Made in China 2025 roadmap updated
China aims to become the world’s leading manufacturer of telecommunication, railway and electrical power equipment by 2025, as the country ramps up its implementation of the Made in China 2025 strategy, according to a new roadmap released on Friday.
Qu Xianming, an expert involved in drafting the updated version of the Made in China 2025 technology roadmap, said China has already made great strides in the above three areas, but more efforts are needed to crack the bottlenecks of key components in order to achieve global supremacy.
“It is not just about production capacity. Instead, we aim to become No 1 in research and development, as well as the application of these products,” said Qu, an expert with the National Manufacturing Strategy Advisory Committee, an organization that advises the government on plans to upgrade the manufacturing sector.
According to Qu, home appliances, petroleum refining equipment and construction machinery are also likely to be added into the key areas of Made in China 2025.
“It is still under discussion. But if they are added to the list, the central government will roll out measures to assist their development,” Qu added.
The first version of the Made in China 2025 technology roadmap was published in 2015. It was designed to guide local governments and enterprises in their manufacturing investment and other business decisions.
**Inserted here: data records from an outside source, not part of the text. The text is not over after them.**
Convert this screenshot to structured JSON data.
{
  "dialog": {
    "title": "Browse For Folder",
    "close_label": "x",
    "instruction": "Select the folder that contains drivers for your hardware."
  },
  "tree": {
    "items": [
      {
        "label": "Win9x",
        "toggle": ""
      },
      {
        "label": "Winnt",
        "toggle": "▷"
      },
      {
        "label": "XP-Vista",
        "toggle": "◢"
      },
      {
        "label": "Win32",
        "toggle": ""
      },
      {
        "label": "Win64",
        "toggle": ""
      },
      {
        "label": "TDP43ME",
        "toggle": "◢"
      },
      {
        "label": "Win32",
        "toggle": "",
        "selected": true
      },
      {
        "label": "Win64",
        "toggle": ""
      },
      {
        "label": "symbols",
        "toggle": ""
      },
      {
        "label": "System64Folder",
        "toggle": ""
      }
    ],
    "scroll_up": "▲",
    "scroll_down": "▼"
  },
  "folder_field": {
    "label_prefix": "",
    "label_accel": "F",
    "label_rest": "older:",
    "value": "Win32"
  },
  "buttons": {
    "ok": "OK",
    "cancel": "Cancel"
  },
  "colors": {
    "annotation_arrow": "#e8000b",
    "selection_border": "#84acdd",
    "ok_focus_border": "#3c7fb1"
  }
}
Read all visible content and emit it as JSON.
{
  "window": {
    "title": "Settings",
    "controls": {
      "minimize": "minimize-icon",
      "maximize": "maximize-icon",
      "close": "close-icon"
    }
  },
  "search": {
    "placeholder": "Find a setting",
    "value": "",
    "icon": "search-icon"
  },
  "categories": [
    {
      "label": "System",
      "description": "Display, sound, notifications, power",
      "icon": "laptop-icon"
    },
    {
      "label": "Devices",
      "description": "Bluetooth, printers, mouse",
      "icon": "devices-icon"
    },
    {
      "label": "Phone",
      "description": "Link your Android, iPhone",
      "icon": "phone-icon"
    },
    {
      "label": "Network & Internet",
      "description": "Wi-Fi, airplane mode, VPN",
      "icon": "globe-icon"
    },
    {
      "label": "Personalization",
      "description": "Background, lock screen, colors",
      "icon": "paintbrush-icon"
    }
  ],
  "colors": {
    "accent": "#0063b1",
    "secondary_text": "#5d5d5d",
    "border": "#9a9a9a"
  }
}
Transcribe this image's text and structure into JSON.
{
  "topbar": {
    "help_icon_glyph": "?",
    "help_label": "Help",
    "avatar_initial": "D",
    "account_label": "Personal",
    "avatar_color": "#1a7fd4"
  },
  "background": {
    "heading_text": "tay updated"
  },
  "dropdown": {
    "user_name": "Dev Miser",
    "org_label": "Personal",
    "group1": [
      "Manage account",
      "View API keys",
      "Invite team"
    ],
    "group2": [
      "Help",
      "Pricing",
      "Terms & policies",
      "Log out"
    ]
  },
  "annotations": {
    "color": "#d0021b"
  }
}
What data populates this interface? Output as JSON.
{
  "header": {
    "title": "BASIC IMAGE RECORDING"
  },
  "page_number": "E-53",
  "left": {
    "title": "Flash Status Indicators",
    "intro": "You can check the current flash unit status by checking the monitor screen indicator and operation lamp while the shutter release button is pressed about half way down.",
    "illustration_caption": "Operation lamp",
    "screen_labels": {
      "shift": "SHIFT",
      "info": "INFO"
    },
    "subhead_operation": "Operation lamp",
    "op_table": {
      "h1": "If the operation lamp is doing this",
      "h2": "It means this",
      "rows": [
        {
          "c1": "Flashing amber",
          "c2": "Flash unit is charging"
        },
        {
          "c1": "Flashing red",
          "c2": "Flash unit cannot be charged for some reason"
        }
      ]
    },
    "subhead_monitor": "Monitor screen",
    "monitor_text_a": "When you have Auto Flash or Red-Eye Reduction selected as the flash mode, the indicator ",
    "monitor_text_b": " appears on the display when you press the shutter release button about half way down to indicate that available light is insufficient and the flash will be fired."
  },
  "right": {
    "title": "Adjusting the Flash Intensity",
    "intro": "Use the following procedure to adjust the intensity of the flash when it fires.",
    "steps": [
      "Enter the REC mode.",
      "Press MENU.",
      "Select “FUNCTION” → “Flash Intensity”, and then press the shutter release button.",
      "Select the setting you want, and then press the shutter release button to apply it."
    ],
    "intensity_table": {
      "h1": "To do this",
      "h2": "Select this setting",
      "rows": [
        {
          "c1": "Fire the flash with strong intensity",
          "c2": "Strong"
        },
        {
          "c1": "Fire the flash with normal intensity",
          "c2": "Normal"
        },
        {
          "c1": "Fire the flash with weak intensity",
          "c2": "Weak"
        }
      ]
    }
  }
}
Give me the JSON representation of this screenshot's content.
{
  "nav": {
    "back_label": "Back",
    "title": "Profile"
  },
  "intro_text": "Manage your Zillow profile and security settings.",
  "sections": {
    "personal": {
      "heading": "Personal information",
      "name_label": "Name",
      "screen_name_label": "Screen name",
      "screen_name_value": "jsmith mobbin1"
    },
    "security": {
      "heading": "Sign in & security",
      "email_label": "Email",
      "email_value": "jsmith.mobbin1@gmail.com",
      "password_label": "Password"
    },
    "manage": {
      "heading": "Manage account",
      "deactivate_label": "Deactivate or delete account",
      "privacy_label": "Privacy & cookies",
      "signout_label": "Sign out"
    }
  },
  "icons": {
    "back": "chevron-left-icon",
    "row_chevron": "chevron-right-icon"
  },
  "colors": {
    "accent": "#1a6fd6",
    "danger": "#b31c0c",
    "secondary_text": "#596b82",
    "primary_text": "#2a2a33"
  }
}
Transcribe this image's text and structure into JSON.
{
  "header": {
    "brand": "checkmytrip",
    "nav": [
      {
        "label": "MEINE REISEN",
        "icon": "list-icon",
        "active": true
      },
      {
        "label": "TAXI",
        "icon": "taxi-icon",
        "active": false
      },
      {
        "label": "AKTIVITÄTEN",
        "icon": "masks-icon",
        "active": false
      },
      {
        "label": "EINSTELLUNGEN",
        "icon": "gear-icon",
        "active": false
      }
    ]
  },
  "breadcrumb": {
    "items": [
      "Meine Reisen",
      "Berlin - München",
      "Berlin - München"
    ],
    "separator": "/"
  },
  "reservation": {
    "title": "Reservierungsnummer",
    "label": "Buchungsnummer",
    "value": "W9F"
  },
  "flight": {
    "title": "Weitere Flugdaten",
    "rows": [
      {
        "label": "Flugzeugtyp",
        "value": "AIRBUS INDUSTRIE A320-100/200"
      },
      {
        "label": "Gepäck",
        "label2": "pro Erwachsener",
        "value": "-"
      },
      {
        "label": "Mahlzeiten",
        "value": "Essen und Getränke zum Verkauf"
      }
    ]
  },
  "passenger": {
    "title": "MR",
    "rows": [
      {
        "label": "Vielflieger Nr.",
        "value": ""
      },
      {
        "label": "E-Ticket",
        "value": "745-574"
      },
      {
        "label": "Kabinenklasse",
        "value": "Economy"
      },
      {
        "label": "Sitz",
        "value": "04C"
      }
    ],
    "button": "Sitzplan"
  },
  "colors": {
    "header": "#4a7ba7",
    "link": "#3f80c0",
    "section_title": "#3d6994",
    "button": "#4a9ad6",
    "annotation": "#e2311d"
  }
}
But the past two years have witnessed new ideas and technologies pop up, demanding an updated technology roadmap to reflect the new trends and problems in the manufacturing industry.
Xin Guobin, vice-minister of industry and information technology, said China has already become one of the world’s largest producers of more than 220 types of products.
“But we are still facing big challenges in producing reliable core components, and many products are still mid-tier to low-end. We hope the roadmap can serve as guidance for companies to cultivate innovation and upgrade their plants,” Xin said.
According to the updated roadmap, China’s homegrown robotics, high-end automation and new energy vehicles industries are all likely to rank No 2 or No 3 globally by 2025.
But China will still lag behind some foreign countries in the fields of semiconductors, operating systems and industrial software at that time.